Quoi qu’il en soit, la décision de Biden de dialoguer avec Poutine suggère qu’une intervention militaire américaine est à exclure. D’autre part, le pacte de sécurité historique russo-iranien, qui devrait être signé lors du prochain sommet des BRICS à Kazan, en Russie, du 20 au 22 octobre, donne à l’Iran une profondeur stratégique beaucoup plus importante pour négocier avec l’Occident.
L’intérêt de la Russie réside dans le renforcement de la capacité de défense de l’Iran et dans la poursuite d’une coopération bilatérale à large assise ancrée dans l’agenda économique dû aux sanctions, tout en poursuivant parallèlement l’intégration de l’Iran dans le projet de Grande Eurasie de Moscou. En bref, la Russie occupe aujourd’hui une place unique en tant que partie prenante d’un Iran stable et prévisible en paix avec lui-même et avec la région.

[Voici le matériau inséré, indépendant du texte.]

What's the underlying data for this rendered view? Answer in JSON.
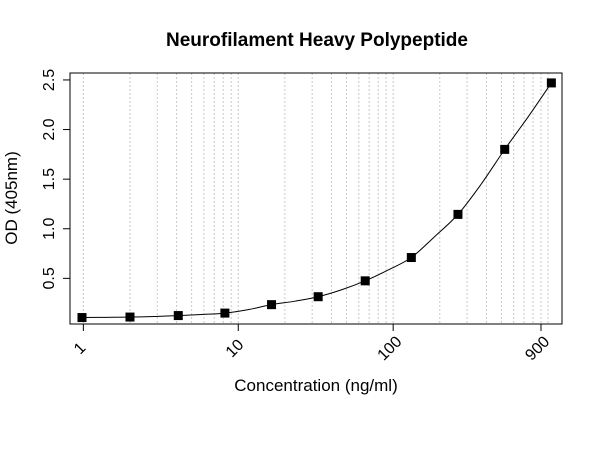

Le ministre russe des Affaires étrangères, Sergueï Ryabkov, a déclaré jeudi aux journalistes à Moscou «Nous sommes en contact le plus étroit possible avec l’Iran sur la situation actuelle. Nous partageons une merveilleuse expérience de coopération dans divers domaines. Je pense que c’est le moment où nos relations sont particulièrement importantes». Soit dit en passant, le président Pezeshkian a reçu le Premier ministre russe Mikhail Michoustine en visite le lundi 30 septembre à Téhéran quelques heures seulement avant le lancement des missiles balistiques iraniens contre Israël.
Lors d’une réunion du Conseil de sécurité des Nations unies consacrée aux développements au Moyen-Orient, le Représentant permanent de la Russie auprès de l’ONU, Vasily Nebenzya, a déclaré mercredi : «Dans le cadre de son mandat de maintien de la paix et de la sécurité internationales, le Conseil de sécurité des Nations unies doit contraindre Israël à cesser immédiatement les hostilités. Vous et moi devrions également tout mettre en œuvre pour créer les conditions d’un règlement politique et diplomatique. Dans ce contexte, nous prenons note du signal de Téhéran selon lequel il n’est pas disposé à attiser davantage la confrontation».
Fait intéressant, le porte-parole du Kremlin, Dmitri Peskov, n’a pas perdu de temps pour reprendre les fils de la remarque de Biden sur une rencontre avec Poutine. Il a déclaré vendredi : «Il n’y a eu aucune discussion sur cette question et à ce jour, en ce moment, il n’y a aucune condition préalable pour cela. Cependant, le président a déclaré à plusieurs reprises qu’il restait ouvert à tous les contacts».